Assistant professor Siddharth Misra Receives Department of Energy Award to Study Fractures in Subsurface Rocks
Siddharth Misra, assistant professor at the University of Oklahoma Mewbourne College of Earth and Energy, is a 2018 winner of the Early Career Research Program award from the U.S. Department of Energy.
Now in its ninth year, the Early Career Research Program is designed to bolster the nation’s scientific workforce by providing support to exceptional researchers during the crucial early career years, when many scientists do their most formative work.
As a winner of the award, Misra will receive a minimum of $150,000 per year for five years to fund his research and salary.
“Dr. Misra is the first faculty member at the university to receive this prestigious award. I am very proud of Siddharth for receiving this recognition so early in his career and am confident his game-changing research will continue to garner the attention of the scientific community,” said Mike Stice, dean of the Mewbourne College.
Misra’s research aims to better map crack clusters and fracture networks in the porous rocks buried beneath the earth’s crust. It is knowledge crucial to geologists, petroleum engineers and other scientists.
“Along with standard fracturing that occurs in these subsurface rocks, some porous rocks undergo what is called a brittle process,” said Misra. “These rocks show no outward evidence that they under significant stress until they catastrophically break. When this happens, it can lead to the tragedies that so often fill our television screens: earthquakes, tsunamis, rockslides and other natural disasters.”
Current methods of mapping the subsurface rock are in their early stages and use sonic, acoustic and pressure tools – a sort of underground sonar. However, the process is made difficult by dozens of variables including temperature shifts, moisture changes, nearby fault activity, thermal exposure and the properties of the rocks themselves. It is a process that yields data fraught with errors.
Misra plans to overcome these challenges by developing machine learning algorithms to better interpret results of the mapping data. This will provide accurate information needed to build two-dimensional maps that will track the evolution of crack clusters and fracture networks. This may help scientists distinguish cracks and fractures that are benign, and cracks and fractures at risk of a sudden break because of a brittle process.
His project will generate open-source, machine learning software and high-quality educational material for college students. He also plans to develop educational resources for the public, specifically on how the cracks and fractures evolve beneath the earth and how those subsurface transformations can be monitored using machine learning techniques.

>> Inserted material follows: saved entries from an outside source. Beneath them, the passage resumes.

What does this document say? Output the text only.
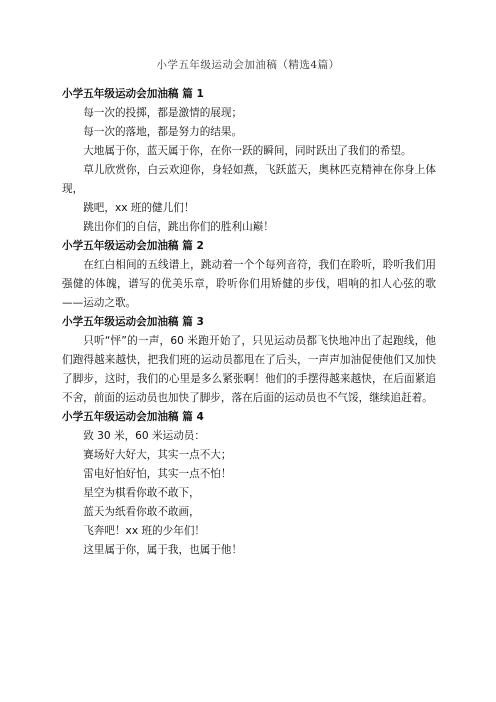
小学五年级运动会加油稿（精选4篇）

小学五年级运动会加油稿 篇 1

每一次的投掷，都是激情的展现；

每一次的落地，都是努力的结果。

大地属于你，蓝天属于你，在你一跃的瞬间，同时跃出了我们的希望。

草儿欣赏你，白云欢迎你，身轻如燕，飞跃蓝天，奥林匹克精神在你身上体现，

跳吧，xx 班的健儿们！

跳出你们的自信，跳出你们的胜利山巅！

小学五年级运动会加油稿 篇 2

在红白相间的五线谱上，跳动着一个个每列音符，我们在聆听，聆听我们用强健的体魄，谱写的优美乐章，聆听你们用矫健的步伐，唱响的扣人心弦的歌——运动之歌。

小学五年级运动会加油稿 篇 3

只听“怦”的一声，60 米跑开始了，只见运动员都飞快地冲出了起跑线，他们跑得越来越快，把我们班的运动员都甩在了后头，一声声加油促使他们又加快了脚步，这时，我们的心里是多么紧张啊！他们的手摆得越来越快，在后面紧追不舍，前面的运动员也加快了脚步，落在后面的运动员也不气馁，继续追赶着。

小学五年级运动会加油稿 篇 4

致 30 米，60 米运动员：

赛场好大好大，其实一点不大；

雷电好怕好怕，其实一点不怕！

星空为棋看你敢不敢下，

蓝天为纸看你敢不敢画，

飞奔吧！xx 班的少年们！

这里属于你，属于我，也属于他！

The research work is aligned with the DOE Geosciences Research Division’s grand vision of understanding, predicting and controlling subsurface fractures, and developing improved understanding of geophysical signatures of geochemical and geophysical processes of interest in the context of fractured rocks for the improvement of human lives, energy availability and the natural environment.
To learn more about the award, visit https://science.energy.gov/early-career.
The OU Mewbourne College of Earth and Energy is home to the Mewbourne School of Petroleum and Geological Engineering, the ConocoPhillips School of Geology and Geophysics and the Oklahoma Geological Survey. With a history that spans more than a century, the Mewbourne College provides leading earth sciences education and research, and has a key service mission to investigate Oklahoma’s water, mineral and energy resources.
Buried beneath the Earth’s shallow crust are porous rocks that are subject to fluctuations within our living and active planet. Over time, forces like temperature shifts, moisture changes and fault activity cause these porous rocks to develop crack clusters and fracture networks. Some also undergo a brittle process, meaning there is no outward evidence the rocks are under strain until they suddenly – and sometimes catastrophically – break, resulting in human tragedies like earthquakes, mudslides, rocks slides and tsunamis. Accurately mapping crack clusters and fracture networks is essential for engineers and geologists. It is a complex task that is still in its initial stages, with researchers employing methods like sonic propagation, acoustic emission, and pressure diffusion monitoring. However, properties within the rocks and other variables ranging from structural complexities, fluid saturation and redistribution, stress histories, thermal exposure and chemical changes can cause errors that skew or completely misrepresent collected data. This five-year research project seeks to overcome the current challenges associated with accurately understanding and modeling changes in sub-surface porous rock. This will be accomplished by developing machine-learning algorithms to better understand and predict subtle changes of porous materials, refining measurement tools and practices to overcome data-collection errors, creating a 3-D fast-marching solver to better simulate sonic waves and find anomalies, and building a 2-D map that tracks the evolution of cracks and fractures and accurately model crack clusters and fracture networks. The research project will generate open-source, machine-learning software, high-quality graduate and undergraduate educational resources, and materials such as datasets, publications, software, infographics and videos to educate the public on how the movement beneath the earth impacts our planet and our lives.